Morrison teve um papel fundamental no Projeto Manhattan, o programa ultrassecreto dos Aliados para desenvolver as primeiras armas nucleares, trabalhando no laboratório de Los Alamos.
O laboratório era dirigido por seu antigo professor, J.
Robert Oppenheimer.
Presente no teste Trinity, da primeira bomba atômica, em 16 de julho de 1945, Morrison transportou o núcleo de plutônio no colo, dentro de um carro, até o Novo México.
Depois, viajou para a pequena ilha de Tinian, ao sul de Saipan, um território dos Estados Unidos no Oceano Pacífico, para ajudar a montar a bomba de plutônio "Fat Man", usada em Nagasaki.

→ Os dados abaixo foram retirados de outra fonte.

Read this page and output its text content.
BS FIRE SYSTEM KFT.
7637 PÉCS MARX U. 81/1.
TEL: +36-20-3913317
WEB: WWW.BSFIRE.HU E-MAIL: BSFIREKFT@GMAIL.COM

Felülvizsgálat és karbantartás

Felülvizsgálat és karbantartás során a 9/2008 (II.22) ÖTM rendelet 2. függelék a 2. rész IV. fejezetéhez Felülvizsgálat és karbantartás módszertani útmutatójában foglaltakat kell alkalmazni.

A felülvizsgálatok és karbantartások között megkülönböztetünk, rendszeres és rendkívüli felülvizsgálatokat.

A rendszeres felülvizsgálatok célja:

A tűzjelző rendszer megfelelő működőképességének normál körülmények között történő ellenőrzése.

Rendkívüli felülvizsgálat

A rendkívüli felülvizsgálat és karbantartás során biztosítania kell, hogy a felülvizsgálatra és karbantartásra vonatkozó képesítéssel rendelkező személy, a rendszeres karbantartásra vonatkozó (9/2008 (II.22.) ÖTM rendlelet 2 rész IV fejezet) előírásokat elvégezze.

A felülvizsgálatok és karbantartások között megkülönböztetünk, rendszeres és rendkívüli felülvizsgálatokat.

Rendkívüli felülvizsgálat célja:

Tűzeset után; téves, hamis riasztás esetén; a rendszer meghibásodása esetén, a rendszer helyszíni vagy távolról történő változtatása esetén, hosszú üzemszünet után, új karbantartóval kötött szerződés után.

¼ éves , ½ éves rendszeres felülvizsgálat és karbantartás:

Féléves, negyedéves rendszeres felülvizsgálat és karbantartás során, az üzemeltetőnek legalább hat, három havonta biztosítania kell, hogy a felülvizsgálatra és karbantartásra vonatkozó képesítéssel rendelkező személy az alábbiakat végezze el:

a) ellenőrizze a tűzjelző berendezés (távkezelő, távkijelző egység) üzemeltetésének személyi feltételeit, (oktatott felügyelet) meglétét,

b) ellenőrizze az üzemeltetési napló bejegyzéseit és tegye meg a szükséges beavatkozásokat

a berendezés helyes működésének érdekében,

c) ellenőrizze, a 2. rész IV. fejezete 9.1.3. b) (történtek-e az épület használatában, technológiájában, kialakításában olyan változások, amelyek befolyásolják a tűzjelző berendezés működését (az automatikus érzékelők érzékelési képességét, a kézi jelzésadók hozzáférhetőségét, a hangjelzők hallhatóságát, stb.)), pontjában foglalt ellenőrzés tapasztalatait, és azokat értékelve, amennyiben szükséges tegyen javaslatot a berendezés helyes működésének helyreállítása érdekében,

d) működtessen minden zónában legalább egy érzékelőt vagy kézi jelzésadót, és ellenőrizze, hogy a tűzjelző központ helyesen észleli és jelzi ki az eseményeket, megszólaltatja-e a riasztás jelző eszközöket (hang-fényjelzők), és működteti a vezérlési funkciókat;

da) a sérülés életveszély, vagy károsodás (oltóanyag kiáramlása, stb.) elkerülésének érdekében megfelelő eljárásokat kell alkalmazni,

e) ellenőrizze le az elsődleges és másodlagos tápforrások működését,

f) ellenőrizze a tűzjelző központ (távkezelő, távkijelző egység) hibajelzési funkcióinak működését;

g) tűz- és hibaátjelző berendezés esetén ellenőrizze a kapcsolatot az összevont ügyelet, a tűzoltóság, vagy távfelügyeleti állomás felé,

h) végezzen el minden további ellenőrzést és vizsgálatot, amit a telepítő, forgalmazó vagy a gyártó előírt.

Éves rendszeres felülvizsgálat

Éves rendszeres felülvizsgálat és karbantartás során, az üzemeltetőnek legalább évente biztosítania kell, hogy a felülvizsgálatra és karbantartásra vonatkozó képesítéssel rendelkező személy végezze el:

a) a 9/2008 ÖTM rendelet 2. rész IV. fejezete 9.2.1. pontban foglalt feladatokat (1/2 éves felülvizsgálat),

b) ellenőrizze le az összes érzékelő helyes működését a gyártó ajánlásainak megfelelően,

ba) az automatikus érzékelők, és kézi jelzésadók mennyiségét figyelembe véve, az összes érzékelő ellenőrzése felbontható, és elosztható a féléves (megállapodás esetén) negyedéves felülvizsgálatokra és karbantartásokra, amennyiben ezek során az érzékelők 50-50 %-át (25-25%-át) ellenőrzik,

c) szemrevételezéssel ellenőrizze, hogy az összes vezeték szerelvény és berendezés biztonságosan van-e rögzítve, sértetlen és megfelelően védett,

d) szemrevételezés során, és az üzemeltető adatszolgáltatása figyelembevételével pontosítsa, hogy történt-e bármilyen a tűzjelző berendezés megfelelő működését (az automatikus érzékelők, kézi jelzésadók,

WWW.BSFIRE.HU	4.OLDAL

Ele supervisionou o carregamento da bomba em um avião B-29 em 9 de agosto, apenas três dias depois do bombardeio de Hiroshima.
Foi em Tinian que as forças americanas construíram o que Morrison descreveu como "o maior aeroporto do mundo".
"Uma grande elevação de coral foi parcialmente nivelada para preencher uma planície irregular e construir seis pistas de pouso, cada uma com quase três quilômetros de extensão", afirmou em um depoimento a um comitê do Senado dos Estados Unidos em dezembro de 1945.
A bomba atômica "Fat Man", que mais tarde seria lançada em Nagasaki, no Japão, em 1945 Getty Images/via BBC A escala da destruição O momento da explosão visto do céu (à esquerda), e a devastação, vista a partir de um arco da Catedral Católica de Urakami Getty Images/via BBC Morrison também revelou, em seu depoimento, a dimensão dos preparativos para os bombardeios das cidades japonesas.
"No porto, todos os dias chegavam navios-tanque carregados com milhares de toneladas de gasolina para os aviões.
Pelas grandes pistas, corriam enormes aviões.